Abertis Chairman Salvador Alemany shares the inside track on leadership
“Leadership is about influencing people and empowering them to contribute.” Salvador Alemany, Abertis Chairman / Photo: Edu Ferrer
“Leadership is about influencing people and empowering them to contribute to achieving common goals,” says Abertis Chairman, Salvador Alemany.
This is the ethos underpinning the growth of Abertis, which began as a national toll road operator and has expanded globally over the last few years.
Alemany was addressing MBA and Executive MBA students on campus in Barcelona this month. Leadership, as he sees it, is something that needs to be “incentivized on an ongoing basis.” And it shouldn’t be strictly linked to financial remuneration.
“Incentives should not ignore compensation, but under no circumstances should it be the most important factor.”
Rather, it’s the culture to be built and the “interplay of dignity and shared commitment between people” that Alemany sees as motivational for the “right type of leadership.”
“To lead a project you need to feel it,” he says.
And this extends to leaders’ ability to understand people, determine whether or not they “possess vision,” and support them so that they can realize their vision –even if they make mistakes along the way. And they will, say Alemany.
“It’s essential for people make decisions without the fear of failure looming over them. They need to be thinking about how good success will feel and not about the possibility of failure.”
The way to do this, he says, is to focus on effort more than results. And accept occasional failure as par for the course.
“The emotional effort you exert in analyzing and learning from mistakes ultimately makes you stronger and wiser.”
This something that Alemany has experienced first-hand – not only as head of Abertis, but also over his 17 years as president of the FC Barcelona basketball team; a period where he savored “the bitter together with the sweet.”
“Overcoming the fear of losing helps us win,” he says.
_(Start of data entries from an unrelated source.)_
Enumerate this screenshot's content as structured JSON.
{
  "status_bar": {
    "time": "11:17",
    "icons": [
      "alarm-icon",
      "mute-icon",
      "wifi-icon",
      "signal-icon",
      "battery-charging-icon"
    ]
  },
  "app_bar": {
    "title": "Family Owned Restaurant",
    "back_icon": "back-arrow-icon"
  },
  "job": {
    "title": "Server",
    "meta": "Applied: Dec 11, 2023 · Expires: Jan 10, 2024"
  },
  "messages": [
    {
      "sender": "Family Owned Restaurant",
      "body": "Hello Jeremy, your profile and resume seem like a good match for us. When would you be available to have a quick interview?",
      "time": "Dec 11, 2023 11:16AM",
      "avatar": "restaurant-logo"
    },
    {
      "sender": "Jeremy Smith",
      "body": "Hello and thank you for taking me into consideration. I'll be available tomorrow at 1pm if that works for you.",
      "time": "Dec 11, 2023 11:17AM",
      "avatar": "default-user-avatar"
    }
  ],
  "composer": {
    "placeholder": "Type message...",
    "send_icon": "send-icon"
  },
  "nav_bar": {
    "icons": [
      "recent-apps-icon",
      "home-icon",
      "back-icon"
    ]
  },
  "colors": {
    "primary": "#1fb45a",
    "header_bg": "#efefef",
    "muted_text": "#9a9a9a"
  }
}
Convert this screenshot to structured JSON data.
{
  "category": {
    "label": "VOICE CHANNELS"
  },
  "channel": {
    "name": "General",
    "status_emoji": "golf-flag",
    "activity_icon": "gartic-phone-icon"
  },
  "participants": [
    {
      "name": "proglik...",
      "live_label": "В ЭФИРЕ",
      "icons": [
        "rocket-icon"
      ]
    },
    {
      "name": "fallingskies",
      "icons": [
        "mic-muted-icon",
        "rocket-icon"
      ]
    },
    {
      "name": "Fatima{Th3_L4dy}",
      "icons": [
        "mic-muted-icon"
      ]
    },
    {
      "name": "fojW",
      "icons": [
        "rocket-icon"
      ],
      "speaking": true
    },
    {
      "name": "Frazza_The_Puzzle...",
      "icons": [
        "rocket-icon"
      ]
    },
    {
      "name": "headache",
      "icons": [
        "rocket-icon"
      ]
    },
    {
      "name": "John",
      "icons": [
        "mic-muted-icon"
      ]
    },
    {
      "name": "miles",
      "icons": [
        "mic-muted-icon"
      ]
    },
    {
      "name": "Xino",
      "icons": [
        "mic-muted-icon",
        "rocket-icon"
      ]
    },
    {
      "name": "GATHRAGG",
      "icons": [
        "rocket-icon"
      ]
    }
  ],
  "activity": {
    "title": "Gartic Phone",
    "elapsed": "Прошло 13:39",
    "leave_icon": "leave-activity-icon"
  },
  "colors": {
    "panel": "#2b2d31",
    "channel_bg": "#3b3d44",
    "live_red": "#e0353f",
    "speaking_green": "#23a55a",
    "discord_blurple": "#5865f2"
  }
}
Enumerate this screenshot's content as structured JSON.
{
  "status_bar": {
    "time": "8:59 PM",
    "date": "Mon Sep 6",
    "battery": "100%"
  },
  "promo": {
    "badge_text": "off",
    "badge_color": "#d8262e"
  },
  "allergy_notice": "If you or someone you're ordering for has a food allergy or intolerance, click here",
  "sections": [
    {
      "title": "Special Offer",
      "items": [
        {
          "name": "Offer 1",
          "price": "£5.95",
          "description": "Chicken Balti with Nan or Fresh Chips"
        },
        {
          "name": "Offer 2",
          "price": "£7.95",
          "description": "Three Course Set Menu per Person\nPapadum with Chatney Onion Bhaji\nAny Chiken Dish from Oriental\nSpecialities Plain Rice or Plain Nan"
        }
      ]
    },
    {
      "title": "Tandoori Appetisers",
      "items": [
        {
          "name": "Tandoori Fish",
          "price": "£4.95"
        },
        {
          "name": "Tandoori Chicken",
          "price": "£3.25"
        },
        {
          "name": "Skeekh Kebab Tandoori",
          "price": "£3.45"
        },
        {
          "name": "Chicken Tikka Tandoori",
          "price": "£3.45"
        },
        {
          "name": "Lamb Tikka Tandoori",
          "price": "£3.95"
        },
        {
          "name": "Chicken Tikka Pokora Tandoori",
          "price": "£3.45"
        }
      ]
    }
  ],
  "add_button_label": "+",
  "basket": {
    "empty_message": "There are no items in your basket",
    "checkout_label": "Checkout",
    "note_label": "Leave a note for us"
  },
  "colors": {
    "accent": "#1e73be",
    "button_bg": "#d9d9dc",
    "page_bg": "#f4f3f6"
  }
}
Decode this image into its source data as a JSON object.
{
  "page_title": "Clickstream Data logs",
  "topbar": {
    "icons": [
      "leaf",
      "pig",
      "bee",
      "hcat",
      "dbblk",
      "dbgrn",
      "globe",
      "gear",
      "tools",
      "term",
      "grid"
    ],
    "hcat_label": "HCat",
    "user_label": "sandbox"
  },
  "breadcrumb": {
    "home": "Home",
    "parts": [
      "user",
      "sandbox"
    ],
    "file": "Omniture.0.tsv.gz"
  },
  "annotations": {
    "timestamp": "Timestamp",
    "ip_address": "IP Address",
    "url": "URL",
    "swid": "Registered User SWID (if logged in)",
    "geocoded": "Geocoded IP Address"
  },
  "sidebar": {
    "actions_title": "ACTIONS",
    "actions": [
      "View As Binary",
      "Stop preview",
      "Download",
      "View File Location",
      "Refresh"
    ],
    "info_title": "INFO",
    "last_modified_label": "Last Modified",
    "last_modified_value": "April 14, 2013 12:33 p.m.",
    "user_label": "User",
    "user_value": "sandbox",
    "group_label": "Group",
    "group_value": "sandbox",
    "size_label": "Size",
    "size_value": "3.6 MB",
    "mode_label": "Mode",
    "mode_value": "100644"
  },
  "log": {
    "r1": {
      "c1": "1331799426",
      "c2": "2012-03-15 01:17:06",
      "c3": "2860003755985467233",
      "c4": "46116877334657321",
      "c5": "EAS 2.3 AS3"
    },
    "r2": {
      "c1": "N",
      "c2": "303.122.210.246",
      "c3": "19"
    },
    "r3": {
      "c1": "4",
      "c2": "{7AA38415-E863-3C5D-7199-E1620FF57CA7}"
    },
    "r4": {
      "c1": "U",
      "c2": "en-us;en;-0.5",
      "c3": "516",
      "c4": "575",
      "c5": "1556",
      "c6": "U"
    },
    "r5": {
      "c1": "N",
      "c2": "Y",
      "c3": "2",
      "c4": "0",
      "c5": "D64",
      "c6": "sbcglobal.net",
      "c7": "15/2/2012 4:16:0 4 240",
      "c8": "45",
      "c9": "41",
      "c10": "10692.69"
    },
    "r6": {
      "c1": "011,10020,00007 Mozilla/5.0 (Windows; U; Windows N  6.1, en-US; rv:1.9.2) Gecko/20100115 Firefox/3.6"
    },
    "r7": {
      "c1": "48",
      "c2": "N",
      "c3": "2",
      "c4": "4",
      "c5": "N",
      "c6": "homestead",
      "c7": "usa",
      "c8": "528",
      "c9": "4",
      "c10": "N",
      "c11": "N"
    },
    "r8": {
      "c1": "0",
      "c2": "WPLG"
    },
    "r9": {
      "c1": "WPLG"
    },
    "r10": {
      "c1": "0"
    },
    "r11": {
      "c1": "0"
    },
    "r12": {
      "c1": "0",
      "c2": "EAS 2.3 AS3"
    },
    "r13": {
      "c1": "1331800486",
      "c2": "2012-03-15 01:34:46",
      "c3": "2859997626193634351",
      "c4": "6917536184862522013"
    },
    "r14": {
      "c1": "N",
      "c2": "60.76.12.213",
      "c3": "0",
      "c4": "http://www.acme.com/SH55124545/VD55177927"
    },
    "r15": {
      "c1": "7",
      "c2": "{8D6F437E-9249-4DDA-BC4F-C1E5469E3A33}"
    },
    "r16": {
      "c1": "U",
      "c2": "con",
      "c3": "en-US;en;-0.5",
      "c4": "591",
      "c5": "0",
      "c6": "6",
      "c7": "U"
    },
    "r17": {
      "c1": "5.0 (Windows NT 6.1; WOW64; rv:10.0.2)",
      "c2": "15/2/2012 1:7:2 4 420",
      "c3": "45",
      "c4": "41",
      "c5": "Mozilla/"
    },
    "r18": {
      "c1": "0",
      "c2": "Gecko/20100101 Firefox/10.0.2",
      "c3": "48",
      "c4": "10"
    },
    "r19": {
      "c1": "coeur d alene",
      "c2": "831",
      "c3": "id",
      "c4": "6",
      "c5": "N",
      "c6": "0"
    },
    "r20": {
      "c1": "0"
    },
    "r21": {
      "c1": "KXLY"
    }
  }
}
A maxim that can be equally applied to companies as well as sports.
“Making money is one thing, building a business is another,” says Alemany.
The latter, he believes, is not just about “running operations that make money.” In practical terms, building a business means “developing your full potential, committing yourself to something that will make you better.”
“It’s about applying the know-how you acquire with each project and thinking about medium to long-term sustainability. Building a business means understanding what your company gives back to society.”
Your long-term sustainability depends on this, he says: “If you’re not clear about how you are useful to society, you’ll lose your market, your reason for being, and you’ll go under.”
To be viable, a business project needs a framework to determine direction, a solid roadmap, and a set of values that undergird its purpose.
Alemany quotes Seneca: “If one does not know to which port one is sailing, no wind is favorable.”
That said, business leaders also need to be flexible enough to change tack when the winds of change blow.
“The ability to react to the unforeseen is more important than planning.”
Alemany cites the example of Abertis.
“We started in Catalonia with a strip of highway, and today we’re the number one toll road operator in the world, with a presence in 12 countries. We’re growing exponentially across the entirety of our business.”
“This is something we could not have planned because we could never have imagined it”.